4 ay sonra
Neteyam dan
Zaman hızla akıp geçiyordu. Herkes Li olmadan yaşamayı öğrenmişti, ona öldü gözüyle bakıyorlardı. Oysa o sadece uyuyordu. Kırıkları biraz daha toparlanmıştı ve yaraları daha iyiydi. Tsireya ve Lo'ak sevgili olmuşlardı, Roxto Kiri ye açılmıştı ve Kiri de kabul etmişti. Ama pek sevgili gibi davranmıyorlar. Daha çok flört gibi. Theo ve Atey ablalarının gidişine inanmışlardır. Etnak, savaşçı ekibindeki bir kadınla evlenmişti ve kendi evlerinde yaşıyorlardı. Eşiyle zaman geçirmesi ona kardeşinin acısını bir nebze azalttırıyordu. Amcam ve teyzem alışmışlardı. Kızları nasıl bir zamanlar yoksa şimdi de yoktu ve bunu kabullenmişlerdi. Bu halde bile mutlulardı. Aonung eskisi gibi pis birine dönüşmüştü. Kaba, vurdum duymaz, bencil ve saygısız olmuştu. İlk başlarda herkes Li yi ziyaret ederken şimdi insanların kafadında ölü biri. Ümidi tamamen kestiler. Artık onu kimse ziyarete gitmiyor. Ben hariç... Her gün gidip ona o gün olanları anlatıyorum. Sanki yanımda beni dinliyor gibi. Eski anılardan bahsediyorum. Bu kafayı yememi önlüyor. Bazen geceleri herkes uyuduğunda yanına gelip hayatımın zorluklarından bahsediyorum. Her gece aynı saatte, güneş batarken ruh ağacında onu görmeyi umuyorum. Ama hiç bir zaman onu göremiyorum... Bir gün Lo'ak la beraber avdan dönüyorduk. Tabi artık tsurak kullanmaya başlamıştık. Lo'ak, yakın zamanda yapılacak olan festivalde Tsireya yla olan planlarını anlatıyordu. Bende çok da umrumdaymış gibi dinliyordum. Daha resifin içine girmeden Lo'ak bir anda durdu. Anlamaz gözlerle ona baktım.
Neteyam: Lo'ak, ne oldu?
Aşağı bakıyordu. Ben de aşağıya bakınca bir uçak batığı olduğunu gördüm. Kardeşimin suratında bir gülümseme belirdi.

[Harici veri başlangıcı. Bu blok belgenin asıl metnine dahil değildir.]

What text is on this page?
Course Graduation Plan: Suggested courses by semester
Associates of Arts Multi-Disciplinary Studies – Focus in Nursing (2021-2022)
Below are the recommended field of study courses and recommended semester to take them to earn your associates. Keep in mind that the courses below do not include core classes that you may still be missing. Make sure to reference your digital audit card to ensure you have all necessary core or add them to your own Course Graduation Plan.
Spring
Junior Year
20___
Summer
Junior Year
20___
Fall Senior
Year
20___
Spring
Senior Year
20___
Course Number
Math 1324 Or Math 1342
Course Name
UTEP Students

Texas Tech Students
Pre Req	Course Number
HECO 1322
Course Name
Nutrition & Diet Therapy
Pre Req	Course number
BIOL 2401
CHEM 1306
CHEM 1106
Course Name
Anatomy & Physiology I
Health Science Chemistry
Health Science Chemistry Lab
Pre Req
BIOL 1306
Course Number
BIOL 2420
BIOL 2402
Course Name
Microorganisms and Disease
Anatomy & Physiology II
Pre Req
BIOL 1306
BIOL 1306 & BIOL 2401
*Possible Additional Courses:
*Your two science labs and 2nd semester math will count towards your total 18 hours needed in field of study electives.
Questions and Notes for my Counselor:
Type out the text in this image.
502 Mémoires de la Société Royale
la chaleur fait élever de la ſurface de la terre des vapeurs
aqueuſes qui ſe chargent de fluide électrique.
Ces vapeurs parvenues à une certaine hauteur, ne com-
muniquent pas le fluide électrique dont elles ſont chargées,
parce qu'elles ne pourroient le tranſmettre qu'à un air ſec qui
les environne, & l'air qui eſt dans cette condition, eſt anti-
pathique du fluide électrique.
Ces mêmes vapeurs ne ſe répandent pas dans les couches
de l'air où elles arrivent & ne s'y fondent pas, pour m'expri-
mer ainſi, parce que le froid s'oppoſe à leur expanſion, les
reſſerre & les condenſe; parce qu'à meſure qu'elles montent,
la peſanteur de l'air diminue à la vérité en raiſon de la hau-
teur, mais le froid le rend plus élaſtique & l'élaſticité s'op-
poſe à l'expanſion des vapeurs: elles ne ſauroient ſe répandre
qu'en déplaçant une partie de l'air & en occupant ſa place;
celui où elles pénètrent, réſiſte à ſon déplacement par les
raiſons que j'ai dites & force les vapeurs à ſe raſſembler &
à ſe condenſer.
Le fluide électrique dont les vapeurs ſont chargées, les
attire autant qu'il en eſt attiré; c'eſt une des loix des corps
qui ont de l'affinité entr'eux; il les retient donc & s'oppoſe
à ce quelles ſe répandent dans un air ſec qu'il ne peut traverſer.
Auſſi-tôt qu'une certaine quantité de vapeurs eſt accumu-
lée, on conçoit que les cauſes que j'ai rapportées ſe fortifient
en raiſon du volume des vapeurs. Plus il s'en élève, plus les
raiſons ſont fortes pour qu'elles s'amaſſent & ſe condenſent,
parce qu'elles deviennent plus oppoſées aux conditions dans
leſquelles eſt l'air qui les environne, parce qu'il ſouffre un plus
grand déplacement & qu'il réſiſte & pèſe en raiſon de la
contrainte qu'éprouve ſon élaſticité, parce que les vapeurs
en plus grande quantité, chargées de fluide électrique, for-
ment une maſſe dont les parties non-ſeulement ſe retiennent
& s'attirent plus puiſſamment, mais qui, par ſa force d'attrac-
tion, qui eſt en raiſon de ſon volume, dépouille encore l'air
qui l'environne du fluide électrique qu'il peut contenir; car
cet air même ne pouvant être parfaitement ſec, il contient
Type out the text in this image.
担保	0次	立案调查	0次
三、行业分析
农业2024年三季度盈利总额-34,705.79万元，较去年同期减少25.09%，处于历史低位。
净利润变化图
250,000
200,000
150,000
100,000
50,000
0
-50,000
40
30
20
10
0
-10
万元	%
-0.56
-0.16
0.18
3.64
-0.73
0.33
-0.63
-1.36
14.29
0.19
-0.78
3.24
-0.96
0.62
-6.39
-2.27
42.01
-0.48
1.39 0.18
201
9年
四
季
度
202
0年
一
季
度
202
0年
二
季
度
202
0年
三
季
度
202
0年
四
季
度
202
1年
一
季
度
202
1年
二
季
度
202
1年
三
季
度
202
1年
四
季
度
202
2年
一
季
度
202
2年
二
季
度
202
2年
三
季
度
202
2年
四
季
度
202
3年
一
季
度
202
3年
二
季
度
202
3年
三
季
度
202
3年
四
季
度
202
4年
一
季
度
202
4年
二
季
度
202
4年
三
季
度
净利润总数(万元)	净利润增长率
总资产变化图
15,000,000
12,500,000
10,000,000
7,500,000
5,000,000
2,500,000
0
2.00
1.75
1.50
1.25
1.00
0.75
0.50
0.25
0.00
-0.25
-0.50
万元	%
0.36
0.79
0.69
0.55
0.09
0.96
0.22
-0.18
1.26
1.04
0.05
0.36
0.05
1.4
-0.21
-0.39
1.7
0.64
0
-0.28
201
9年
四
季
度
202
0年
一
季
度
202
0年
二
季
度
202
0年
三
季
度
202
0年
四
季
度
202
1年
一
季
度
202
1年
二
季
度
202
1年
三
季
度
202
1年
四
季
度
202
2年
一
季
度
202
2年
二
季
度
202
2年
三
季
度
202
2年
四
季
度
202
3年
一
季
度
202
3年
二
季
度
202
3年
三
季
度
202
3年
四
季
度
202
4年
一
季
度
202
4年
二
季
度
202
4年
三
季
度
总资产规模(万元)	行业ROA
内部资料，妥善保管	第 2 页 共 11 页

Lo'ak: Uçağı görüyor musun?
Heyecanla sormuştu. Ben ters bir şekilde ona cevap verdim.
Neteyam: Noldu bana mı girsin?
Lo'ak: Hayır, bu uçak savaştan kalma olabilir. Gidip bakmalıyız!
Endişeyle küçük kardeşime döndüm.
Neteyam: Yo Lo'ak, olmaz! Bu çok tehlikeli!
Lo'ak: Hadi ama abi, birşeyler görebiliriz! Hem Li nin ölümüyle ilgili de-.. birşeyler buluruz...
Son söylediği şeyin farkına varınca hemen sesi çaldı. Çünkü biliyordu ben Li ye öldü denmesine çok sinirlenirdim. Ters bir şekilde kardeşime döndüm.
Neteyam: Li ölmedi, sadece komada ve aşağıya falan da inmeyeceğiz. Bunun ne kadar tehlikeli olduğunun farkında mısın?!
Lo'ak: Hadi ama mızmızlık etme!
Neteyam: Sen kendine çocukça maceralar bulacaksın diye canımızı tehlikeye atamam!
Sert bir şekilde bana döndü.
Lo'ak: Bazen gerçekten babam gibi oluyorsun.
Dediklerim gerçekten de ağırdı. Kardeşimin yanına yanaştım ve ellerimi omzuna koydum.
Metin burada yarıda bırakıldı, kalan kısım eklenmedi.